The first kind of elitism is, I argue, healthy. The second is dangerous. The second kind is the result of what Tocqueville said we would give to ourselves—a “soft despotism.” It is what men like Woodrow Wilson viewed as a positive good and what many scholars of political science and public administration (and law) also agreed was necessary. It is rule by experts who may or may not have the good of the community in mind, but who are more than willing to substitute their judgment for anyone else’s. Don’t misunderstand. Experts can play a very valuable role in our society. But just as “war is too important to be left to the generals alone,” so public decisions are also too important to be left solely to experts. Experts have their own unique political incentives that are frequently different from their constituents, the people. This can lead to a major divergence between the private interest of the expert and the overall public interest.

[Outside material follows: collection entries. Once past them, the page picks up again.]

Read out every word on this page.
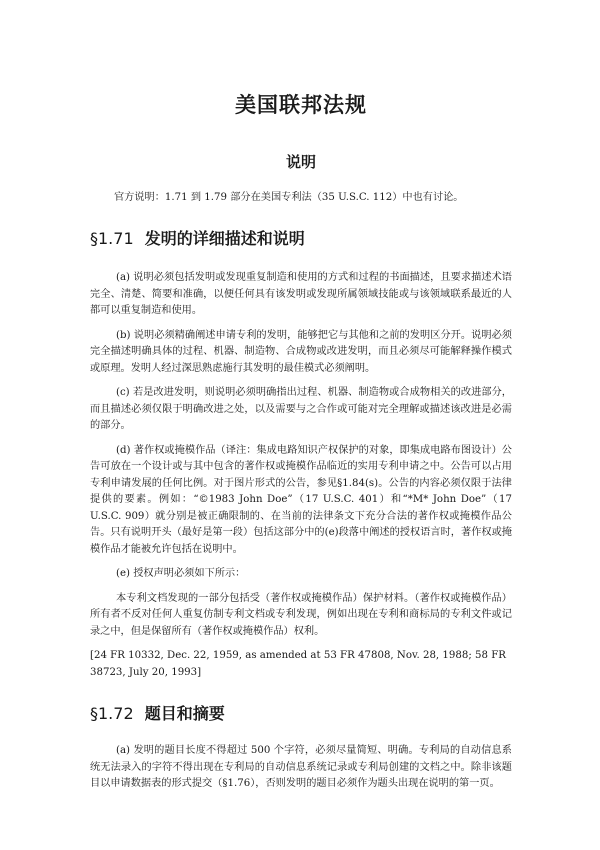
美国联邦法规
说明

官方说明：1.71 到 1.79 部分在美国专利法（35 U.S.C. 112）中也有讨论。

§1.71 发明的详细描述和说明

(a) 说明必须包括发明或发现重复制造和使用的方式和过程的书面描述，且要求描述术语完全、清楚、简要和准确，以便任何具有该发明或发现所属领域技能或与该领域联系最近的人都可以重复制造和使用。

(b) 说明必须精确阐述申请专利的发明，能够把它与其他和之前的发明区分开。说明必须完全描述明确具体的过程、机器、制造物、合成物或改进发明，而且必须尽可能解释操作模式或原理。发明人经过深思熟虑施行其发明的最佳模式必须阐明。

(c) 若是改进发明，则说明必须明确指出过程、机器、制造物或合成物相关的改进部分，而且描述必须仅限于明确改进之处，以及需要与之合作或可能对完全理解或描述该改进是必需的部分。

(d) 著作权或掩模作品（译注：集成电路知识产权保护的对象，即集成电路布图设计）公告可放在一个设计或与其中包含的著作权或掩模作品临近的实用专利申请之中。公告可以占用专利申请发展的任何比例。对于图片形式的公告，参见§1.84(s)。公告的内容必须仅限于法律提供的要素。例如：“©1983 John Doe”（17 U.S.C. 401）和“*M* John Doe”（17 U.S.C. 909）就分别是被正确限制的、在当前的法律条文下充分合法的著作权或掩模作品公告。只有说明开头（最好是第一段）包括这部分中的(e)段落中阐述的授权语言时，著作权或掩模作品才能被允许包括在说明中。

(e) 授权声明必须如下所示：

本专利文档发现的一部分包括受（著作权或掩模作品）保护材料。（著作权或掩模作品）所有者不反对任何人重复仿制专利文档或专利发现，例如出现在专利和商标局的专利文件或记录之中，但是保留所有（著作权或掩模作品）权利。

[24 FR 10332, Dec. 22, 1959, as amended at 53 FR 47808, Nov. 28, 1988; 58 FR 38723, July 20, 1993]

§1.72 题目和摘要

(a) 发明的题目长度不得超过 500 个字符，必须尽量简短、明确。专利局的自动信息系统无法录入的字符不得出现在专利局的自动信息系统记录或专利局创建的文档之中。除非该题目以申请数据表的形式提交（§1.76），否则发明的题目必须作为题头出现在说明的第一页。
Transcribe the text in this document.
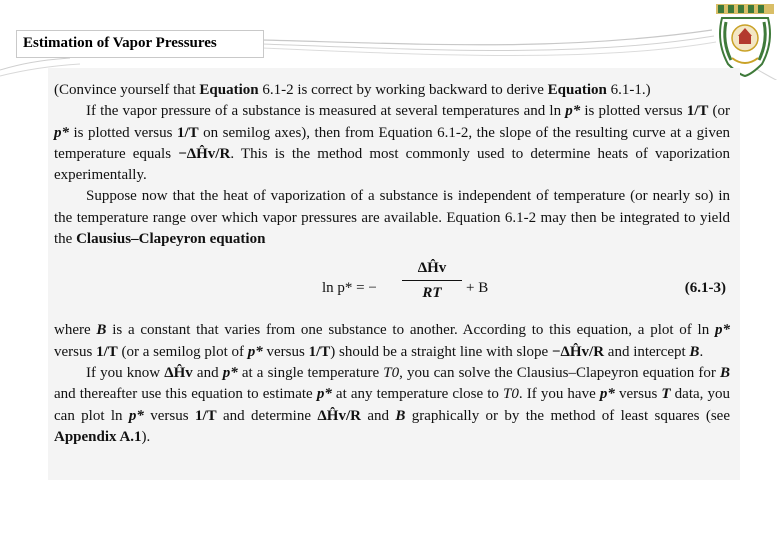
Estimation of Vapor Pressures

(Convince yourself that Equation 6.1-2 is correct by working backward to derive Equation 6.1-1.)

If the vapor pressure of a substance is measured at several temperatures and ln p* is plotted versus 1/T (or p* is plotted versus 1/T on semilog axes), then from Equation 6.1-2, the slope of the resulting curve at a given temperature equals −ΔĤv/R. This is the method most commonly used to determine heats of vaporization experimentally.

Suppose now that the heat of vaporization of a substance is independent of temperature (or nearly so) in the temperature range over which vapor pressures are available. Equation 6.1-2 may then be integrated to yield the Clausius–Clapeyron equation

ln p* = −
ΔĤv
RT	+ B	(6.1-3)

where B is a constant that varies from one substance to another. According to this equation, a plot of ln p* versus 1/T (or a semilog plot of p* versus 1/T) should be a straight line with slope −ΔĤv/R and intercept B.

If you know ΔĤv and p* at a single temperature T0, you can solve the Clausius–Clapeyron equation for B and thereafter use this equation to estimate p* at any temperature close to T0. If you have p* versus T data, you can plot ln p* versus 1/T and determine ΔĤv/R and B graphically or by the method of least squares (see Appendix A.1).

As to the first kind of elitism, it too has its dangers if carried too far. Yes, it leads one to aspire to better education and well-being for all. It tends to want to preserve the lost high culture and despises the low state of current culture and civil society. It even balks at the deterioration of language. But it also has a healthy view of the limits of democracy and for the beauties of well-designed constitutions. However, it can breed arrogance and impatience with everyone around who fails to “toe the line.” Christian faith combined with the first kind of elitism hopefully helps avoid the excesses of the first elitism. But us elitists must be ever vigilant not to throw our hands up and declare the uncultured masses as hopeless. They are after all people like us, made in God’s image.